ISLAMABAD: The special audit report on the expenditure of Pakistan Television Corporation (PTV) has revealed that former PTV Managing Director (MD) Attaul Haq Qasmi has been found involved in the misuse of funds.
Documents available with Pakistan Today show that the government had paid a total of Rs 35.8 million in salary to Qasmi. In addition to this, the state-owned television channel had also paid Rs 12.4 million taxes on Qasmi’s salary.
Historically, chairmen of PTV were also federal secretaries who were deputed on an ex-office basis. Qasmi was one among two chairmen who were paid a salary for their services. Dr Shahid Masood was also a chairman of the organisation and was paid for his job. Unlike Qasmi, he also held an additional charge of managing director. Qasmi was also paid traveling and daily allowances per PTV rules.
He would claim self-approved daily allowances of Rs 301,753 and travel expense of Rs 215,727 for a visit to Lahore on or near the weekend. The purpose of his visits was stated to be recording commitments and conducting official meetings.
Once he stayed in Ramada Hotel Islamabad with a total cost of Rs 284,753. In addition, he traveled to Belarus to attend an international book festival. Though he was not entitled accommodation on foreign trips but this expense was approved by then managing director (Muhammad Malick).
Qasmi was also entitled to medical expenses per MP1 entitlements. He purchased Rs 56,999 medicine and utilised hospital facilities worth Rs 2,550 that were availed from non-panel chemist and hospital without following the applicable policy requirements.
Entertainment facilities were not included in the MP1 entitlements provided to Qasmi but his membership of Islamabad Club was paid for by PTV, along with an additional monthly expense of Rs 543,153. The club membership was approved by the PTV managing director (S M Gardezi).
The report stated that two official vehicles were allocated to Qasmi when he was allowed to retain only one. The report further revealed that Qasmi’s telephone expenses for his Islamabad office, guesthouses and mobile phone were calculated at Rs 123,789, around 22,000 and Rs 0.42 million respectively. The report mentioned that he was not entitled to these privileges.
He also used Rs 57.01 million for house rent, the salary of the cook, purchase of items and guesthouse expenses.
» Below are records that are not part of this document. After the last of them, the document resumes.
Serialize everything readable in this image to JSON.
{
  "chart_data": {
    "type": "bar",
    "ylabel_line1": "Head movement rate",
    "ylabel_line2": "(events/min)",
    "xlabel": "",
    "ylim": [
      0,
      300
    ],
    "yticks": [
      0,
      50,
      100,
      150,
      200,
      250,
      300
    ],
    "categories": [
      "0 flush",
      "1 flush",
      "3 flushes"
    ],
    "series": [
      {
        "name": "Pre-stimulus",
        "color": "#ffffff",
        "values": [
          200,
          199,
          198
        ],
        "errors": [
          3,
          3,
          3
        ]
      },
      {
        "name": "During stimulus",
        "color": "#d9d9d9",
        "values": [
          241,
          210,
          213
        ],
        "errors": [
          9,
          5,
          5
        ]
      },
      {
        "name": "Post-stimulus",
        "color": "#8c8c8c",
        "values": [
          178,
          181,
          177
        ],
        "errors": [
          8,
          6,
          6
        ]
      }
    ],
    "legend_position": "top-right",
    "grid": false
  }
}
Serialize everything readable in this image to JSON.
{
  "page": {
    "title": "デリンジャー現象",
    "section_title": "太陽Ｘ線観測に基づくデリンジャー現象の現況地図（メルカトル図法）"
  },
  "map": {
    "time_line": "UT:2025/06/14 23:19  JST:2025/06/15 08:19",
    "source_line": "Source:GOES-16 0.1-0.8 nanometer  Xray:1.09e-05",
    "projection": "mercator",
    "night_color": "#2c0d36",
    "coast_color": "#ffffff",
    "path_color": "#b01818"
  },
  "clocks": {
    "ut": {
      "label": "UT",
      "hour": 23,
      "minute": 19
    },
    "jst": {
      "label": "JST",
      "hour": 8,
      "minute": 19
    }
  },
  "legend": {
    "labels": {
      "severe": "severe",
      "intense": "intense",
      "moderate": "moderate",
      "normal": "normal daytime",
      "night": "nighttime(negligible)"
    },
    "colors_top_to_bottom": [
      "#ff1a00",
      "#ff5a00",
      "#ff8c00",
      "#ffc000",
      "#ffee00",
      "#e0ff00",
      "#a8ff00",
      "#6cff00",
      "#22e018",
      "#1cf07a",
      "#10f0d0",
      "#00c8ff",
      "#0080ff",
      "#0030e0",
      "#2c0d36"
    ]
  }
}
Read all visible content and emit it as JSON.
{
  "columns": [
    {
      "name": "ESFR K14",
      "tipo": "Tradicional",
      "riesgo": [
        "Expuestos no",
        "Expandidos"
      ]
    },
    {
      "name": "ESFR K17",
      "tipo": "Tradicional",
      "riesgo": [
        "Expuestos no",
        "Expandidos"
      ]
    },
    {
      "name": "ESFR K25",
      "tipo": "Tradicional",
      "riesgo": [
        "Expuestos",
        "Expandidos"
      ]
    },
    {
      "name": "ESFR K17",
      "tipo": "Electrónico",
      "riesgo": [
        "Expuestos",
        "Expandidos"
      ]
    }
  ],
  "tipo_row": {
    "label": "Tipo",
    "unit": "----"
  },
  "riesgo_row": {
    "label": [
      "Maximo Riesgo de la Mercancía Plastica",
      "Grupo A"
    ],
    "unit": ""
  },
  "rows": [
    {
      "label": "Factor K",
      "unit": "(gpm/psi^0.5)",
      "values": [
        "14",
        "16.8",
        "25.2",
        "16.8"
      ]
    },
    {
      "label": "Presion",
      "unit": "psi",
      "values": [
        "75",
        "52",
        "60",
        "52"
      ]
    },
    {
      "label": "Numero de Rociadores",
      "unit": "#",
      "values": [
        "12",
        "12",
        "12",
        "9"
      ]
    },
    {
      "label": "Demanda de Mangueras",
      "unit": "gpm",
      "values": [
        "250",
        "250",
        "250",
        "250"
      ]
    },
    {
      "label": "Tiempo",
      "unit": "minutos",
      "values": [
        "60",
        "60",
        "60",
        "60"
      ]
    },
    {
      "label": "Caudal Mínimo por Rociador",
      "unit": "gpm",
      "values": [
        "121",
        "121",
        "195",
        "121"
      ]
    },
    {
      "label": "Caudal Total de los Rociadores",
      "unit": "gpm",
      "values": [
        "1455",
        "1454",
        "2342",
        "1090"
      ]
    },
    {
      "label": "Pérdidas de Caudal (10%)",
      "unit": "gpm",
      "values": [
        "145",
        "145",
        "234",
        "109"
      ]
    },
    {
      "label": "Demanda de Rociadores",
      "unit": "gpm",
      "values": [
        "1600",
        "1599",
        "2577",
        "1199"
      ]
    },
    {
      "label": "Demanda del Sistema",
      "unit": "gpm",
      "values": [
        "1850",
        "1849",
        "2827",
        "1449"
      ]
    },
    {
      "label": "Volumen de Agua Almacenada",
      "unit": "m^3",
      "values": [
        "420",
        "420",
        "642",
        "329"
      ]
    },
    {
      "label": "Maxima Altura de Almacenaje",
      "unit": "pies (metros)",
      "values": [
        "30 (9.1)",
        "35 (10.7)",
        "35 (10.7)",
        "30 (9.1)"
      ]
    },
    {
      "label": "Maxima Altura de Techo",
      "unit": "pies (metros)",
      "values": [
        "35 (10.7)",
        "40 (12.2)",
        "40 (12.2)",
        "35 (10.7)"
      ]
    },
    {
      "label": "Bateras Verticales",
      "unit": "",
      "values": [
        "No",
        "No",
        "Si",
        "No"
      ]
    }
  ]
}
The report said that the PTV MD stayed at a guesthouse of Shalimar Recording and Broadcasting Corporation Limited (SRBC) from January 2016 to December 2017 (730 nights) without seeking prior written or verbal approval from PTV. The invoice was sent to PTV by SRBC on January 3, 2018, and had not been settled yet, according to PTV officials.
Moreover, the report also showed that the expenses incurred on the renovation of the chairman’s office amounted to Rs 2.4 million. Mr Qasmi got his office’s retiring room and PSO’s office renovated, and due to these urgent requirements, tendering requirements of PPRA rules were not followed. A photograph of the office (before renovation) contradicts the urgent need of renovation. Approval was provided by the Managing Director (Muhammad Malick).
Further, the documents stated that Rs 1.3 million were wasted on the chairman’s camp office in Lahore. It highlighted that no former chairman had ever occupied a camp office in Lahore.
It also revealed that Qasmi used funds worth Rs 59 million for a programme, titled ‘Koye Hu’unn ki Justaju’, against the entitled amount of Rs 9.7 million.
The report also highlighted that press advertisement expenses amounted to Rs 55 million against the allocated amount of Rs 65 million. He also misused his administrative power by firing 10 working directors of PTV, the report added.
Meanwhile, the Supreme Court (SC) on Tuesday granted two weeks to the former chairperson of PTV Attaul Haq Qasmi for submission of objections on the above-mentioned audit report.
A three-member bench, headed by Chief Justice of Pakistan (CJP) Saqib Nisar, heard the case regarding the alleged illegal appointment of Qasmi in the state-run television facility.
During the hearing, Nisar remarked that the court would decide whether Qasmi’s appointment was legal or illegal. He further said that appointees would pay the price for making an illegal appointment.
The additional attorney general informed the top court that the audit report had been completed and per the report, the PTV chairperson was not getting a salary. The apex court was also informed that the former PTV chairperson was entitled to use one official vehicle, whereas he had used more than two vehicles.
The court handed over a copy of the audit report to the Qasmi’s counsel. The counsel requested the court to grant him four weeks to file a reply. On this, the chief justice gave Qasmi’s counsel to come up with a reply in two weeks and adjourned the hearing.